AWS has a set of stages that describe the attitude associated with organizations in Cloud adoption. There are four stages:

  • Stage 1 — Project: starts with some projects to understand how the cloud will meet the needs of the business. Uses experimentation in early cloud projects, POCs, TCO / ROI analysis and risk / security preparation.
  • Stage 2 — Foundation: with the perception of the initial benefits, the company can scale the adoption throughout the organization. The recommendation is to create a CCoE (Cloud Center of Excellence), responsible for training / qualifying employees, cost and asset management, hybrid architecture strategy, reference architecture, among others.
  • Stage 3 — Migration: the migration strategy is then defined, usually started with the application discovery process and a business case, followed by individual migrations (in several different migration strategies).
  • Stage 4 — Optimization: many companies find it easier to optimize their applications after migrating them to the cloud. At this stage there is automated infrastructure and management of the solutions stack.
Stages of adoption

Migration Process

The readiness and planning for migration involves work streams that operate in the areas of Landing Zone, Operational Model, Governance, Security & Compliance, People (skills), Application Portfolio, Migration Process and Business Case.

With the use of methodology, processes, tools and resources, a migration objective is defined, generally evaluated in 3 to 4 months of work (structured in Sprints). During this phase, the teams carry out initial migrations to create experience and confidence through quick wins. The main deliverable for preparing for migration are:

  • Landing Zones: setting up a secure environment for multiple accounts.
  • CCoE (Cloud Center of Excellence) / Cloud Operations Model: adequate training and qualification for teams. Determine operating practices to maximize business benefits.
  • Security and Compliance: resolution of gaps and implementation of security and compliance practices.
  • Discovery and Migration Portfolio: sequencing and planning of migrations.

CONCLUSION

The use of Cloud Services is a very strategic enabler to be considered in your digital transformation plan or digital strategy. There are several migration strategies, as we know the difficulty in keeping the core services (not always created with the best practices) in operation and the cost that this decision can cause in the creation of new products for the company.

Choosing a good partner is essential to support the Cloud adoption journey.

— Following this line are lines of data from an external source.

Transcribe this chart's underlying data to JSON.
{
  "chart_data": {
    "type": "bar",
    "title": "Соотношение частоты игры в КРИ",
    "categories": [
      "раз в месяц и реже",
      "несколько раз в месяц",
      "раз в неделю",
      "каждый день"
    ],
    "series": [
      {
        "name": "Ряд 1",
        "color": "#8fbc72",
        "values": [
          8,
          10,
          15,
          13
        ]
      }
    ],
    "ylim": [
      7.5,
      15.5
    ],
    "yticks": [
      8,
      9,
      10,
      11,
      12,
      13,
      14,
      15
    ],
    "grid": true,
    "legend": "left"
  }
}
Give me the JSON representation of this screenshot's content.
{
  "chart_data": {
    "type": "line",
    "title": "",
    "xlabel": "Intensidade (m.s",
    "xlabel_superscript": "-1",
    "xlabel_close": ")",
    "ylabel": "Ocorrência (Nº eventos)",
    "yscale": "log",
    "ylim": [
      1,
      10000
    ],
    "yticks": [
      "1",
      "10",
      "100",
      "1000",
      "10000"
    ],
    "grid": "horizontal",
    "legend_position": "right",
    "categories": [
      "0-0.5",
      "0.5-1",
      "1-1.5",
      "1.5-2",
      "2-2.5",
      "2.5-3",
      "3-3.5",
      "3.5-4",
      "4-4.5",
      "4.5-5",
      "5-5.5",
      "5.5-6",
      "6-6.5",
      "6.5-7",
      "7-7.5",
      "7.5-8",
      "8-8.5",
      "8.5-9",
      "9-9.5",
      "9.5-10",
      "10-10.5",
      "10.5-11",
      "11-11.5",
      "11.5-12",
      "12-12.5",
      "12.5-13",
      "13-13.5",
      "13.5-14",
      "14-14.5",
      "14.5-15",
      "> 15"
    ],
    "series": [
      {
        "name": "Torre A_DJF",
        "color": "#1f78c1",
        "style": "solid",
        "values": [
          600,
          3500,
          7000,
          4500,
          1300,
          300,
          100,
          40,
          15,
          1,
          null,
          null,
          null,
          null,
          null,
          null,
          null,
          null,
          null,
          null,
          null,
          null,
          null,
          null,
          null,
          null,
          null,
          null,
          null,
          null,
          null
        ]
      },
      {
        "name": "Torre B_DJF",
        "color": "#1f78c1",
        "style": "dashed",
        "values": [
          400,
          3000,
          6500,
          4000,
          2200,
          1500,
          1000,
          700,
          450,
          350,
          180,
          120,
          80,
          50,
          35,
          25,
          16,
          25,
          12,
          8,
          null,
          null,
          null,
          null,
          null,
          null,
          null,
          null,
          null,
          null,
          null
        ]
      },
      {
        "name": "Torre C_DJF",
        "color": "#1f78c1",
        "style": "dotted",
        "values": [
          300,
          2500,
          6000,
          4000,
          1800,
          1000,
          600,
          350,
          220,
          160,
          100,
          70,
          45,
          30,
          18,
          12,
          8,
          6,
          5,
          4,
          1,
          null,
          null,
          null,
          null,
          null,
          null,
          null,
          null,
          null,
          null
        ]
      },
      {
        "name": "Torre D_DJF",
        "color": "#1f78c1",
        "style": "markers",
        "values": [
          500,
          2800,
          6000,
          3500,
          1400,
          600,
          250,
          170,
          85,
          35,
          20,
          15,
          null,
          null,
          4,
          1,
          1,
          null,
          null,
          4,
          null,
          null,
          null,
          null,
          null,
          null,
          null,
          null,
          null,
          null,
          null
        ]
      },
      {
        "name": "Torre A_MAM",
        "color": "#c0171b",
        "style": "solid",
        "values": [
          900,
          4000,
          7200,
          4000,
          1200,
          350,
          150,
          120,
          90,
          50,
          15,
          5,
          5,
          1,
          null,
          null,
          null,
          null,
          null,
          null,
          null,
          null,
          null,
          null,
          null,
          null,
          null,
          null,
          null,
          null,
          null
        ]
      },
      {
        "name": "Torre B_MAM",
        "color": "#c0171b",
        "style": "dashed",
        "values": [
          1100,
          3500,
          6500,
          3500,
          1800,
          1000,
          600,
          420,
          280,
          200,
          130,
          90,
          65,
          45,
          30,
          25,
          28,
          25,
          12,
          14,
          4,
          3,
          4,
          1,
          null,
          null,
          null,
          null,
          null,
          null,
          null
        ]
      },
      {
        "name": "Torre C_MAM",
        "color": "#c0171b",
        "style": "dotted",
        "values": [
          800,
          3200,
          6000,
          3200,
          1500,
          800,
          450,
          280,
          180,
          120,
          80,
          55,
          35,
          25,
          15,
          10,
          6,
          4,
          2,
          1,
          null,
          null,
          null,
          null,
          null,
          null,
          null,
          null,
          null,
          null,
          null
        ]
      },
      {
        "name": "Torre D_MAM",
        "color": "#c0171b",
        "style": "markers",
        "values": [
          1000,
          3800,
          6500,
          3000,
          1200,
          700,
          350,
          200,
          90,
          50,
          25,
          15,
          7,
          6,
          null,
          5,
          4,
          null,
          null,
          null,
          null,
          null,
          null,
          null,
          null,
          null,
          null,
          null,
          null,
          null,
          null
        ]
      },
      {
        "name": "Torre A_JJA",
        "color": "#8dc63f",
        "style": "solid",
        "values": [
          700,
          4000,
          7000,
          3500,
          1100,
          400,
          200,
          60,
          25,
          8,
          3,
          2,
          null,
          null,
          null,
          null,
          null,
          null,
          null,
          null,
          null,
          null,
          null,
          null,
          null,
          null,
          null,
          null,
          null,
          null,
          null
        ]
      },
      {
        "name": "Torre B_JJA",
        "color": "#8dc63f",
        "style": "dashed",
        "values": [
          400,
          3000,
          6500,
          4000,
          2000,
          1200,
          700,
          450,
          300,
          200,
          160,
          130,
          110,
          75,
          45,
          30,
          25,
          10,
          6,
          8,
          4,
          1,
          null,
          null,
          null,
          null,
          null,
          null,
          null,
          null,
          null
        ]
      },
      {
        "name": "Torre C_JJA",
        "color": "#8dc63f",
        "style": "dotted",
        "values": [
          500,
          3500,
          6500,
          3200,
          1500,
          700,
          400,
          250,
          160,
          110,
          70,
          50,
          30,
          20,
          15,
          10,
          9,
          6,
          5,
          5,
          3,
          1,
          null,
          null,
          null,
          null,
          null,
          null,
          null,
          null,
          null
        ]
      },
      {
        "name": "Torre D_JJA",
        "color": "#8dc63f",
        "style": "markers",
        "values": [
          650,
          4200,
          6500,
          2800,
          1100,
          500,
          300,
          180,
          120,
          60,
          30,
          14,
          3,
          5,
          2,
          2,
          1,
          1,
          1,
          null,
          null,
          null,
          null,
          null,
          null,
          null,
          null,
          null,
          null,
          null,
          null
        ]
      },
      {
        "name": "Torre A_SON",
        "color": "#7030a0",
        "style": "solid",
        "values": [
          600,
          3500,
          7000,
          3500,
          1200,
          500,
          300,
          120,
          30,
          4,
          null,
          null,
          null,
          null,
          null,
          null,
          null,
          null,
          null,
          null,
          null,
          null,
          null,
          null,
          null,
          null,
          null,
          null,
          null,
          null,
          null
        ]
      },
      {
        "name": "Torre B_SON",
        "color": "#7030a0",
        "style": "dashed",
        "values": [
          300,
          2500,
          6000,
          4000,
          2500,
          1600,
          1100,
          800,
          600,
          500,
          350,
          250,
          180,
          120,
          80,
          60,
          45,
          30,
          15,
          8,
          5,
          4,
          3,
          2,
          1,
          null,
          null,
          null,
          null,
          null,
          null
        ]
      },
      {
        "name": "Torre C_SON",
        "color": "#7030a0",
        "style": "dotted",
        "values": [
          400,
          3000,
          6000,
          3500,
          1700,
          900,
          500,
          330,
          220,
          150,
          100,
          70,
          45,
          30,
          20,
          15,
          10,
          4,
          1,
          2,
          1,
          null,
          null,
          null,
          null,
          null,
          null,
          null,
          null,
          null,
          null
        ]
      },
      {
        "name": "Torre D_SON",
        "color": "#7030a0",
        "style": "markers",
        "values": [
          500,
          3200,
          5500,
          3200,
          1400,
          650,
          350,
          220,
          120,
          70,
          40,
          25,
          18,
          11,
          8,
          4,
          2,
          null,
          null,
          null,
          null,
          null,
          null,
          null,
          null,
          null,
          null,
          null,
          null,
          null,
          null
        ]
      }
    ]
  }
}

This journey requires specialized skills, both in the knowledge of the business and applications of the company itself, as well as in Cloud technologies. In addition, good governance is essential to enable the migration and readiness plan and ensure, together with the team, that the objectives will be achieved.

Finally, check the benefits and real applicability in your environment. Financial analysis, such as TCO (Total cost of ownership), is also important to support your decisions. What are the opportunity and operational costs of maintaining applications or services in the current environment? Is it possible to be innovative in this scenario? Have you evaluated any PoC? Are the features that most generate revenue for the business well planned (cost x return)? Are there insights from the use of collected data? What about application monitoring and security?